At the side door of the post office, Mr. Stedall, with his dog at his feet, is oiling the chain on his bike. It’s the same old bike, with its straight handlebars, the big bell that looks like a shiny hamburger. In his post office uniform Mr. Stedall looks the same too, a handsome man, she notices now, if you like thin. He smiles at her, anxious, bracing himself against life.
“Hello, Mr. Stedall. Remember me?”
“Satomi, isn’t it? How’s your mother?”
“She’s dead, Mr. Stedall. She died in Manzanar.”
“That’s too bad.” He looks crestfallen. “Nice woman, your mother.”
“Are the Kaplans still at their place?

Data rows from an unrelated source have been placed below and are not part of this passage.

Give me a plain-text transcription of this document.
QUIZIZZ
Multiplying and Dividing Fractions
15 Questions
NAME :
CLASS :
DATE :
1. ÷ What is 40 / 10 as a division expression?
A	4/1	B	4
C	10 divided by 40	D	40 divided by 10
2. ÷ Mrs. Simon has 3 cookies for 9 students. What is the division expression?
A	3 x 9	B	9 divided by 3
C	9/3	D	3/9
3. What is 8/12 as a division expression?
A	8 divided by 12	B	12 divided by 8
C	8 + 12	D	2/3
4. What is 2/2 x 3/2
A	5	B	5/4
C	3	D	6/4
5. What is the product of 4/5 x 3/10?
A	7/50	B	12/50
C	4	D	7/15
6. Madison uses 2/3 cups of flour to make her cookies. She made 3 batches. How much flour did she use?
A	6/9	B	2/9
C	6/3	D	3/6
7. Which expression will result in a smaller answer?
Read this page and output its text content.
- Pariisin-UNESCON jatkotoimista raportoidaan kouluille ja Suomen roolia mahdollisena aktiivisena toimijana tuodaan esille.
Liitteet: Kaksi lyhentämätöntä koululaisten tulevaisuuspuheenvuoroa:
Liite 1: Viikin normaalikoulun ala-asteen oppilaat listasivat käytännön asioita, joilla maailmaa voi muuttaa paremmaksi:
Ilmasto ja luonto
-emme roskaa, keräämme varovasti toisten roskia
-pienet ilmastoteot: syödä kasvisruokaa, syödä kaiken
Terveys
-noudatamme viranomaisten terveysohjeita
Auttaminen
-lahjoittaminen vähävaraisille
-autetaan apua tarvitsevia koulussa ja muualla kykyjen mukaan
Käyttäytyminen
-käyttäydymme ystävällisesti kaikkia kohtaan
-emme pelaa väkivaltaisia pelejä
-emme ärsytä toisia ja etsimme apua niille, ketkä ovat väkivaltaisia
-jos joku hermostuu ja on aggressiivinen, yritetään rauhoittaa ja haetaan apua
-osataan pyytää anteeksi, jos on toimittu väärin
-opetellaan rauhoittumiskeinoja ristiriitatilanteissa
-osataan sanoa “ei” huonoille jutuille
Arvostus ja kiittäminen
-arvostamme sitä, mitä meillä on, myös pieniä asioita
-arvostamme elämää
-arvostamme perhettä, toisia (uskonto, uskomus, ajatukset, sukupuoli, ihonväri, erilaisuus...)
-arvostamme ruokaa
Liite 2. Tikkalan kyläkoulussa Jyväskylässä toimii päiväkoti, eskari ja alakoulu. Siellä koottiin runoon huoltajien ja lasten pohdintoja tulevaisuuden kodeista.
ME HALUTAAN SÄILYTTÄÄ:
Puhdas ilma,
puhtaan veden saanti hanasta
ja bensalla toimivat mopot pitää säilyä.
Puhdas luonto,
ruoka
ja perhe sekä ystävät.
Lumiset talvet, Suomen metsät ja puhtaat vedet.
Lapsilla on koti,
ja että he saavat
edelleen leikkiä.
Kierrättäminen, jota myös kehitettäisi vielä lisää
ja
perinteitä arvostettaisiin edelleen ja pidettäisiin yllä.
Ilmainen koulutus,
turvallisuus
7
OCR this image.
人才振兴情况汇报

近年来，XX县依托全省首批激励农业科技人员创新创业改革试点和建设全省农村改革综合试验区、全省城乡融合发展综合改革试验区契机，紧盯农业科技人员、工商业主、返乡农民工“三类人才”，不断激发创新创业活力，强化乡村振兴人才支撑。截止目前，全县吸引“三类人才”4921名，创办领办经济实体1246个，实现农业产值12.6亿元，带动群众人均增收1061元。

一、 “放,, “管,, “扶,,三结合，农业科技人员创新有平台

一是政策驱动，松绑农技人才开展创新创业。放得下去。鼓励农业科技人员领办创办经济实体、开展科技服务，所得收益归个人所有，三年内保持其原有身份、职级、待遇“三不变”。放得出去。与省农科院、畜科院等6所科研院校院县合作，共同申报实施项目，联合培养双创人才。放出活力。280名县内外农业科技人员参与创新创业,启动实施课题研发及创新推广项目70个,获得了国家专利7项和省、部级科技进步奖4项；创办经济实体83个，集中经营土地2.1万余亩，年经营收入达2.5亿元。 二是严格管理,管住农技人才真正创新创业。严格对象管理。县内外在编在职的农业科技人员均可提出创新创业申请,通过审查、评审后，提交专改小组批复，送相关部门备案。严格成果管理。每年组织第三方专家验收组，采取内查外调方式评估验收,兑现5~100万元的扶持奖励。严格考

I’d like to send Elena a note.”
“He is. She died around the time you left.”
“Elena died?”
“Yep, one of those freak-type accidents. She fell and hit her head against their tractor. Never woke up.”
“I can’t believe it, Elena dead.”
“News to you, maybe; it’s an old sore to Hal, though. He grieved something terrible. I reckon he’ll never get over the shock of it.”
“Do you know, Mr. Stedall, I can’t help wondering sometimes if the devil lives in Angelina.”
“Can’t blame you for thinking it, Satomi.”
The Great Port
Southport Street
New York
Dearest Eriko,
Dr. Harper forwarded your letter and it has found me at last. He’s been such a good friend to me in so many ways that I wonder now why I was so hard on him in the camp. His letters come to me as if from home, just as yours did. I guess for me now home is not so much a place as the people I love.